At an acute academic medical center, an electronic medical record (EMR) clarity report revealed that proper documentation of a functional measurement tool during acute physical therapy (PT) initial evaluation and reevaluation sessions occurred only 12% of the time. A formal quality improvement project was initiated to correct this gap in recommended best practice.
To increase utilization and documentation of functional measurement tools in acute PT evaluation and reevaluation sessions from baseline of 12% to 100% based on the APTA recommendations for best standard of care in clinical practice.
This quality improvement project involved acute PT staff and faculty in an academic medical center assessing a gap in best practice. Barriers to best clinical practice were assessed and targeted interventions included education and awareness of baseline performance compared with expectations, streamlining usability of the EMR documentation flowsheet and creating resources to address gaps in knowledge, performance, or access to available functional tools. Data were collected at project initiation, midterm, and after final interventions through manual chart reviews, EMR clarity reports, and a custom PT staff survey.
Documentation of functional measurements tools improved from the baseline of 12% to 89.5% after full project interventions. Follow-up survey results indicated that PTs' perception of providing the highest quality of care increased by 29 percentage points, from 71% to 100%. Improved diversity of tool usage was also noted.

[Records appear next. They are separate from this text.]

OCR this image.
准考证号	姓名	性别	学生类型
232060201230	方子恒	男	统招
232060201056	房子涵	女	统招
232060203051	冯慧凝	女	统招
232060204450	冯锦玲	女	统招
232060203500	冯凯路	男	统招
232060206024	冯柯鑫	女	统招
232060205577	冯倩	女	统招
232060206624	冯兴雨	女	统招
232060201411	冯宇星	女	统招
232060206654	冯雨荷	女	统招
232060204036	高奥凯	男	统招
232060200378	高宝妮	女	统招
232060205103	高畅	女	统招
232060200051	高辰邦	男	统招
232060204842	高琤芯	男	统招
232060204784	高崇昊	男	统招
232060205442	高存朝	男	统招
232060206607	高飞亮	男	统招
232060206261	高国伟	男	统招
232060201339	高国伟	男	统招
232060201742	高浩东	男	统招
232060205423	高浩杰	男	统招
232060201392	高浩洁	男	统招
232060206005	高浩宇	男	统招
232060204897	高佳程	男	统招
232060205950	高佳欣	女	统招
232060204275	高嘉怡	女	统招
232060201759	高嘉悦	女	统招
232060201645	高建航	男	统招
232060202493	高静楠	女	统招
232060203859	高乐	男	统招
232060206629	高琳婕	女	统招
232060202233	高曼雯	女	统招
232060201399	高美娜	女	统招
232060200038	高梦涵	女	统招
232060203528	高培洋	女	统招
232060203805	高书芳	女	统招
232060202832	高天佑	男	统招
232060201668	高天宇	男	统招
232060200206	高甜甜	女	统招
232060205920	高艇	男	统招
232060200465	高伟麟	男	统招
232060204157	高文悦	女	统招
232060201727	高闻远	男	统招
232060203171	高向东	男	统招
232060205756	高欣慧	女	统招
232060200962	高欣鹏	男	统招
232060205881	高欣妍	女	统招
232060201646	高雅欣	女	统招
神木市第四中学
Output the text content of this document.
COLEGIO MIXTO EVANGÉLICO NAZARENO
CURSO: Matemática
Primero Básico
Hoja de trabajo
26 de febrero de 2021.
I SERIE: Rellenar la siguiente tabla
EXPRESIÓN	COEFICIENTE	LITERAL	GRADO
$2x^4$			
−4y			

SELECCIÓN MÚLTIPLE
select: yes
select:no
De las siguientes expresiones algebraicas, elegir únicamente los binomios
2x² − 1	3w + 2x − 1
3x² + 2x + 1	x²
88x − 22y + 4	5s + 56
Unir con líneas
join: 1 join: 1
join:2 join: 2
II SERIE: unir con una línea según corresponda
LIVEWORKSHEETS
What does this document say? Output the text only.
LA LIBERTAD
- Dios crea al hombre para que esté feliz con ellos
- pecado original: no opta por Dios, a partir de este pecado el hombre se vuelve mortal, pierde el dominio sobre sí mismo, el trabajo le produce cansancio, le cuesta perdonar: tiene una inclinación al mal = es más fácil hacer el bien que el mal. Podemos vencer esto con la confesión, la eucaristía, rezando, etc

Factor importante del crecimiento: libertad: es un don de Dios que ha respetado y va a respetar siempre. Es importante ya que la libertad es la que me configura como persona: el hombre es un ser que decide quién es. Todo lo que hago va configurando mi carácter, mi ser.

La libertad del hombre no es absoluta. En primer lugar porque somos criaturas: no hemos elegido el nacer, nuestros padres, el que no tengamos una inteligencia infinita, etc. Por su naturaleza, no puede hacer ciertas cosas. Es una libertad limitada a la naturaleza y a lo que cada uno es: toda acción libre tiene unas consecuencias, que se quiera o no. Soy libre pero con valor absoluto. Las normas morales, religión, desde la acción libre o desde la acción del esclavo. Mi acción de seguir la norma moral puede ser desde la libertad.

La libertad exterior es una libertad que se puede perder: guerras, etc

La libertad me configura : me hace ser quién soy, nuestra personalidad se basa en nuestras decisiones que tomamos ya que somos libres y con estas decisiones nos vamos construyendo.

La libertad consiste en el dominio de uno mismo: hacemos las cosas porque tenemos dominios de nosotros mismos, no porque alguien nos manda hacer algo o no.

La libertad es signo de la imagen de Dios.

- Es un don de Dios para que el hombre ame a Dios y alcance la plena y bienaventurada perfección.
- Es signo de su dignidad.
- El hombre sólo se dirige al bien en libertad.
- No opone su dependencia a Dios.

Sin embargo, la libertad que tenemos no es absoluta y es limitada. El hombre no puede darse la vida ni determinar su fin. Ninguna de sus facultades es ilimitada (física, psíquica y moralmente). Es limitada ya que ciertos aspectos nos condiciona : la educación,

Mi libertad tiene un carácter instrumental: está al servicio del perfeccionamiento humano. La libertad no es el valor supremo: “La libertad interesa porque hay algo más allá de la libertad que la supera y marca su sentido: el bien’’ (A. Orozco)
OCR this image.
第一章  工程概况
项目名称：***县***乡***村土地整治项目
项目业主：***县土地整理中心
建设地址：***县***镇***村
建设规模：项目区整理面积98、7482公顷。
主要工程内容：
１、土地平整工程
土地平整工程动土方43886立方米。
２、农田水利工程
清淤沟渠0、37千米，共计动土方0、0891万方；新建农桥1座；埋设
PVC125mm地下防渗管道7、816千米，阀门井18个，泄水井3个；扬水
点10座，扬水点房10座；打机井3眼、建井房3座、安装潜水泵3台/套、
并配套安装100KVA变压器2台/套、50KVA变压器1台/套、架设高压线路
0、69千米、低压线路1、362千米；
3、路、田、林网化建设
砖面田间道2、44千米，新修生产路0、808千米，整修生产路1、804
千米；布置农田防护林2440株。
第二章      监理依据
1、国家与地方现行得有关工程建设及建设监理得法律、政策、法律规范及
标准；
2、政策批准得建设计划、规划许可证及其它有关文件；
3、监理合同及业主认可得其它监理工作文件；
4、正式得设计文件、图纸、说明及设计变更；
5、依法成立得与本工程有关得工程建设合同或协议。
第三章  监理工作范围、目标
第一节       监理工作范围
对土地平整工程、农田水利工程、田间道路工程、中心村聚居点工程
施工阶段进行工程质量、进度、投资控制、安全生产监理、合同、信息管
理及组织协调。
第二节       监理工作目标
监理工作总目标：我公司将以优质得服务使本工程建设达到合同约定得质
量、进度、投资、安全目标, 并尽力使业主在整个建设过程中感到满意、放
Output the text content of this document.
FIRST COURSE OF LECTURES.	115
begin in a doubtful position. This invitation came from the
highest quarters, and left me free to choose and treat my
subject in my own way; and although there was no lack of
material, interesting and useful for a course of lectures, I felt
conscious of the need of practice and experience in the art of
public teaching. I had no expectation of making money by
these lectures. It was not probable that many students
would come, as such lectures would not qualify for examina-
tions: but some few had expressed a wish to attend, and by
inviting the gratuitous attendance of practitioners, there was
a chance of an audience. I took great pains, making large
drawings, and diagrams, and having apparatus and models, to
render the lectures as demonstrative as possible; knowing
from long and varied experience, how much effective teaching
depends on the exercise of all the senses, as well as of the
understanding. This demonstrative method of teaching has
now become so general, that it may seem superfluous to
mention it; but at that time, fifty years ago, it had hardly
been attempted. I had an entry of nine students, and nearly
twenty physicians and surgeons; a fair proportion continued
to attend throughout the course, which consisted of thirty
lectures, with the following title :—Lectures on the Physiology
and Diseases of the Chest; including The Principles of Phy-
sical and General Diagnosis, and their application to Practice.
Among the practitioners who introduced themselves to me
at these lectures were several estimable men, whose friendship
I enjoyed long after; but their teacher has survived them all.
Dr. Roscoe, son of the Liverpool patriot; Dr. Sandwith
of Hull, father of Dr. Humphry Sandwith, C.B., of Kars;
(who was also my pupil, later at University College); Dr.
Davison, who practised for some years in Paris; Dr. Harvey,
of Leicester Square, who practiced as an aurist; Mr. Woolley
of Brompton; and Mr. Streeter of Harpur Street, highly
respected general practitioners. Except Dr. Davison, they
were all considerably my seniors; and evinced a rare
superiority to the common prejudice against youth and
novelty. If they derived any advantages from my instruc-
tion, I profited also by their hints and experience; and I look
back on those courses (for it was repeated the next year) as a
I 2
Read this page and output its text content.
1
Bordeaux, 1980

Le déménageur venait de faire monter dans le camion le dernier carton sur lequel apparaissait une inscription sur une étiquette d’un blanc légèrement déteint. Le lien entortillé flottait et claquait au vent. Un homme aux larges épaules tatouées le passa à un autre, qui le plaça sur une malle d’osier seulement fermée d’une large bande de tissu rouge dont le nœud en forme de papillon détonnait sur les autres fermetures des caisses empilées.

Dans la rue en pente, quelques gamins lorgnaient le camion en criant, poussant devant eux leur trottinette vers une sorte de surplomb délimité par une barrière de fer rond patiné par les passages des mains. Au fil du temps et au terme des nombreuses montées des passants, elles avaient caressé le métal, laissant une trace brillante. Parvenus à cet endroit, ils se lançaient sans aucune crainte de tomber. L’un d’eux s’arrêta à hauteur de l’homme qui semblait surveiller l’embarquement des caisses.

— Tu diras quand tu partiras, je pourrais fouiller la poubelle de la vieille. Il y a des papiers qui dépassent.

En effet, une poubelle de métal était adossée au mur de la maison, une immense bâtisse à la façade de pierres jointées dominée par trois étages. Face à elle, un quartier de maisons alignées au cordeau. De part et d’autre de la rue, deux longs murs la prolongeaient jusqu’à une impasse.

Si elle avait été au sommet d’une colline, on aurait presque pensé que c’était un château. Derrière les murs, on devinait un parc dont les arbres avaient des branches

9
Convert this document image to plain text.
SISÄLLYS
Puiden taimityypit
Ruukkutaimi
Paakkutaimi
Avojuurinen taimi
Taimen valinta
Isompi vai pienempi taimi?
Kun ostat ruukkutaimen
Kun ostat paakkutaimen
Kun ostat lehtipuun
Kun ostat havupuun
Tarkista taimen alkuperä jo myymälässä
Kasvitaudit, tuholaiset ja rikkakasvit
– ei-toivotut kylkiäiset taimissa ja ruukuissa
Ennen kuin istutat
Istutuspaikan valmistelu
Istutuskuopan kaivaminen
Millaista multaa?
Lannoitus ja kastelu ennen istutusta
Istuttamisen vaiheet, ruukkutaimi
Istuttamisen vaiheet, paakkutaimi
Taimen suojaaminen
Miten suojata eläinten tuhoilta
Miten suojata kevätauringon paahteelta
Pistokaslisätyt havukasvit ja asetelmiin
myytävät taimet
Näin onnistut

Of the tools documented, Activity Measure for Post-Acute Care (AMPAC) functional measurement tool was selected 90% of the time at baseline and dropped to 66% post-intervention, allowing for a 24% increase in diversity of tool selection.
Accurate discovery of the primary and secondary factors impacting tool use with targeted interventions yielded a 7.5-fold improvement (from 12% to 89.5%) in performance and documentation of functional measurement tools during PT evaluation and reevaluation sessions in the acute care setting. The project also highlighted limitations of education alone in effectively promoting adherence to best practice standards. The increased utilization and documentation of functional measurement tools has improved PT practice in this academic medical center through more objective detection of functional changes across the continuum. It should also promote targeted PT interventions, which should improve PT effectiveness and potentially even impact hospital length of stay.